Yonatan Belinkov is an assistant professor at the Technion. He has previously been a Postdoctoral Fellow at Harvard and MIT. His recent research focuses on interpretability and robustness of neural network models of language. His research has been published at leading NLP and ML venues. His PhD dissertation at MIT analyzed internal language representations in deep learning models. He has been awarded the Harvard Mind, Brain, and Behavior Postdoctoral Fellowship and the Azrieli Early Career Faculty Fellowship. He co-organised BlackboxNLP in 2019, 2020, and 2021, as well as the 1st and 2nd machine translation robustness tasks at WMT.

Najoung Kim

Najoung Kim is an Assistant Professor at the Department of Linguistics at Boston University. She is currently visting Google Research part-time. She is interested in studying meaning in both human and machine learners, especially ways in which they generalize to novel inputs and ways in which they treat implicit meaning. Her research has been published in various NLP venues including ACL and EMNLP. She was a co-organizer of the Inverse Scaling Competition, and a senior area chair for ACL 2023.

Sophie Hao

Sophie Hao is a Faculty Fellow at the Center for Data Science at New York University. She recently completed her PhD in Linguistics and Computer Science at Yale University, where her dissertation work focused on applications of feature attribution methods to NLP. More generally, Sophie is interested in theories of interpretation and explanation and how such theories can guide our usage and evaluation of analysis methods for black-box models. She is a frequent contributor to BlackboxNLP, having presented at its first three editions.

Arya McCarthy

Arya McCarthy is a Research Scientist at Scaled Cognition. He previously was a Ph.D. student in the Center for Language and Speech Processing at the Johns Hopkins University. He is supported by an Amazon Fellowship, a Frederick Jelinek Fellowship, and the International Olympic Committee. He investigates pan-lingual weak supervision for building core NLP tools and datasets in new languages; recent work has investigated limitations of large language models on simple transduction tasks. His research has been published in ACL, EMNLP, CoNLL, COLING, ICLR, and ICASSP.

Jaap Jumelet

Jaap Jumelet is a PhD candidate at the Institute for Logic, Language and Computation at the University of Amsterdam. His research focuses on gaining an understanding of how neural models are able to build up hierarchical representations of their input, by leveraging hypotheses from (psycho-)linguistics.

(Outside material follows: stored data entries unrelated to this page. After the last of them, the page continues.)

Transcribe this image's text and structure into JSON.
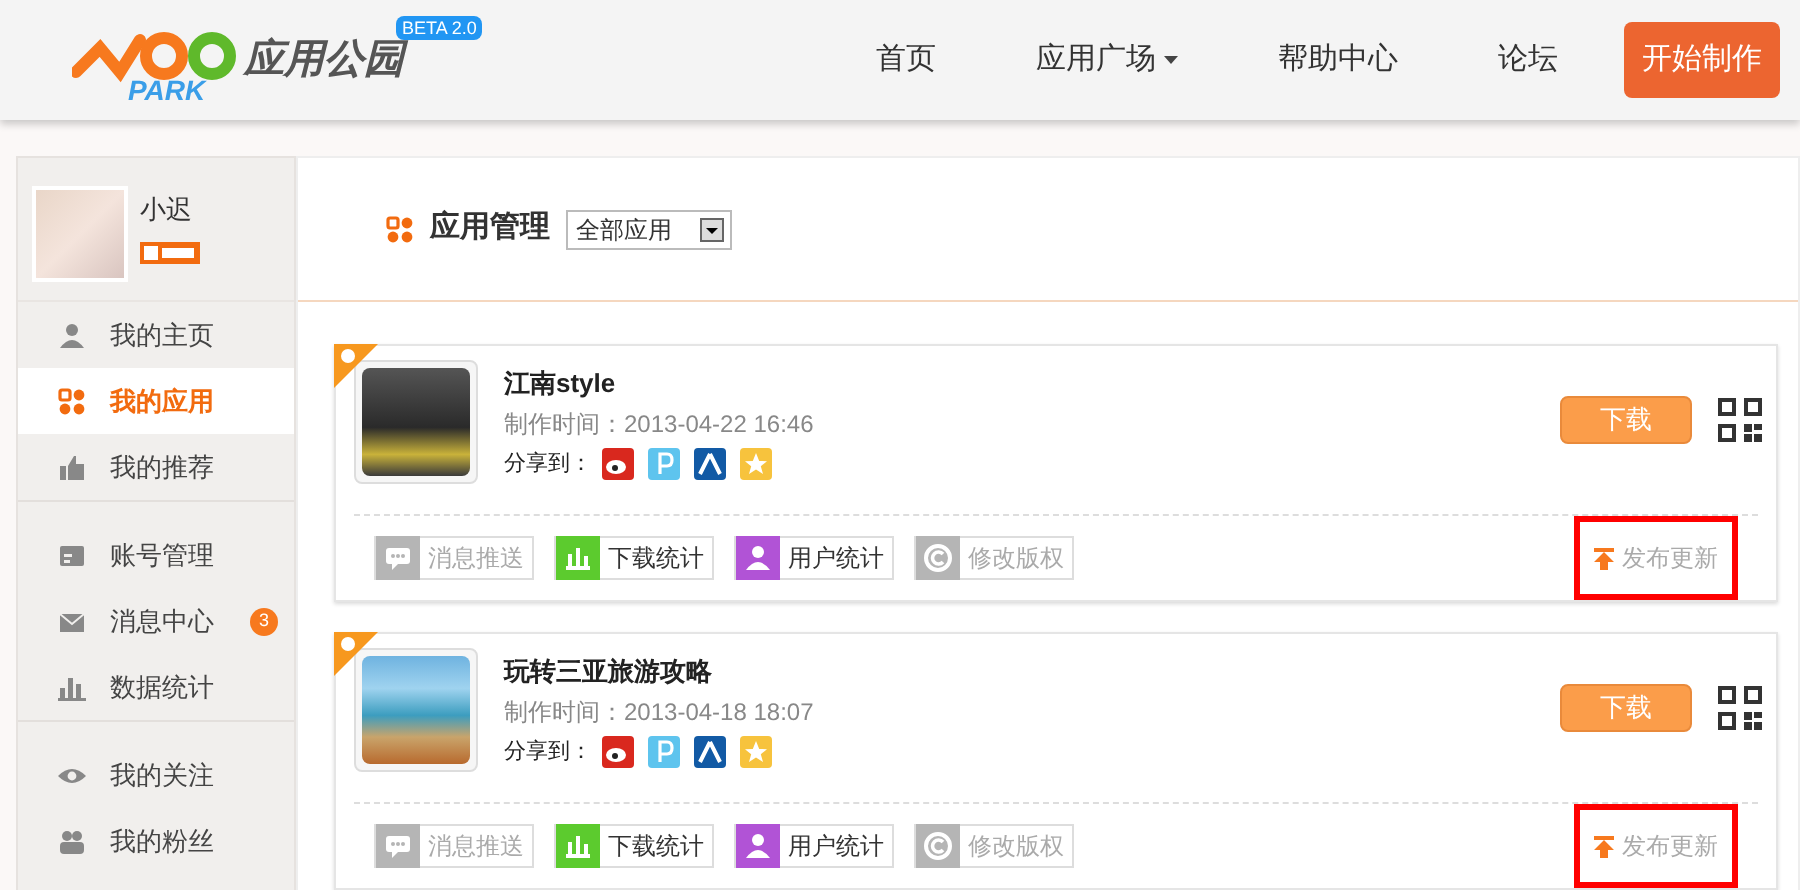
{
  "header": {
    "logo": {
      "name": "应用公园",
      "latin": "PARK",
      "badge": "BETA 2.0"
    },
    "nav": [
      {
        "label": "首页",
        "dropdown": false
      },
      {
        "label": "应用广场",
        "dropdown": true
      },
      {
        "label": "帮助中心",
        "dropdown": false
      },
      {
        "label": "论坛",
        "dropdown": false
      }
    ],
    "cta": "开始制作"
  },
  "sidebar": {
    "user": {
      "name": "小迟"
    },
    "groups": [
      [
        {
          "kind": "user",
          "label": "我的主页",
          "selected": false
        },
        {
          "kind": "apps",
          "label": "我的应用",
          "selected": true
        },
        {
          "kind": "thumb",
          "label": "我的推荐",
          "selected": false
        }
      ],
      [
        {
          "kind": "card",
          "label": "账号管理",
          "selected": false
        },
        {
          "kind": "mail",
          "label": "消息中心",
          "selected": false,
          "badge": "3"
        },
        {
          "kind": "chart",
          "label": "数据统计",
          "selected": false
        }
      ],
      [
        {
          "kind": "eye",
          "label": "我的关注",
          "selected": false
        },
        {
          "kind": "people",
          "label": "我的粉丝",
          "selected": false
        }
      ]
    ]
  },
  "main": {
    "title": "应用管理",
    "filter": "全部应用"
  },
  "apps": [
    {
      "title": "江南style",
      "time_label": "制作时间：",
      "time": "2013-04-22 16:46",
      "share_label": "分享到：",
      "shares": [
        {
          "kind": "weibo"
        },
        {
          "kind": "p"
        },
        {
          "kind": "renren"
        },
        {
          "kind": "star"
        }
      ],
      "download": "下载",
      "actions": [
        {
          "kind": "message",
          "label": "消息推送",
          "disabled": true
        },
        {
          "kind": "downloads",
          "label": "下载统计",
          "disabled": false
        },
        {
          "kind": "users",
          "label": "用户统计",
          "disabled": false
        },
        {
          "kind": "copyright",
          "label": "修改版权",
          "disabled": true
        }
      ],
      "publish": {
        "label": "发布更新",
        "highlighted": true
      }
    },
    {
      "title": "玩转三亚旅游攻略",
      "time_label": "制作时间：",
      "time": "2013-04-18 18:07",
      "share_label": "分享到：",
      "shares": [
        {
          "kind": "weibo"
        },
        {
          "kind": "p"
        },
        {
          "kind": "renren"
        },
        {
          "kind": "star"
        }
      ],
      "download": "下载",
      "actions": [
        {
          "kind": "message",
          "label": "消息推送",
          "disabled": true
        },
        {
          "kind": "downloads",
          "label": "下载统计",
          "disabled": false
        },
        {
          "kind": "users",
          "label": "用户统计",
          "disabled": false
        },
        {
          "kind": "copyright",
          "label": "修改版权",
          "disabled": true
        }
      ],
      "publish": {
        "label": "发布更新",
        "highlighted": true
      }
    }
  ]
}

His research has been published at leading NLP venues, including TACL, ACL, and CoNLL. His first ever paper was presented at the first BlackboxNLP workshop in 2018, and he has since presented work at each subsequent edition of the workshop.

Hosein Mohebbi

Hosein Mohebbi is a PhD candidate at the Department of Cognitive Science and Artificial Intelligence at Tilburg University. He is part of the InDeep consortium, working on analyzing and interpreting deep neural language and speech models. During his Master’s (2019-2021), he mainly focused on interpretability and accelerating inference of pre-trained language models. His research has been published in NLP venues such as ACL, EACL, EMNLP and BlackboxNLP.

Anti-Harassment Policy

BlackboxNLP 2023 adheres to the ACL Anti-Harassment Policy.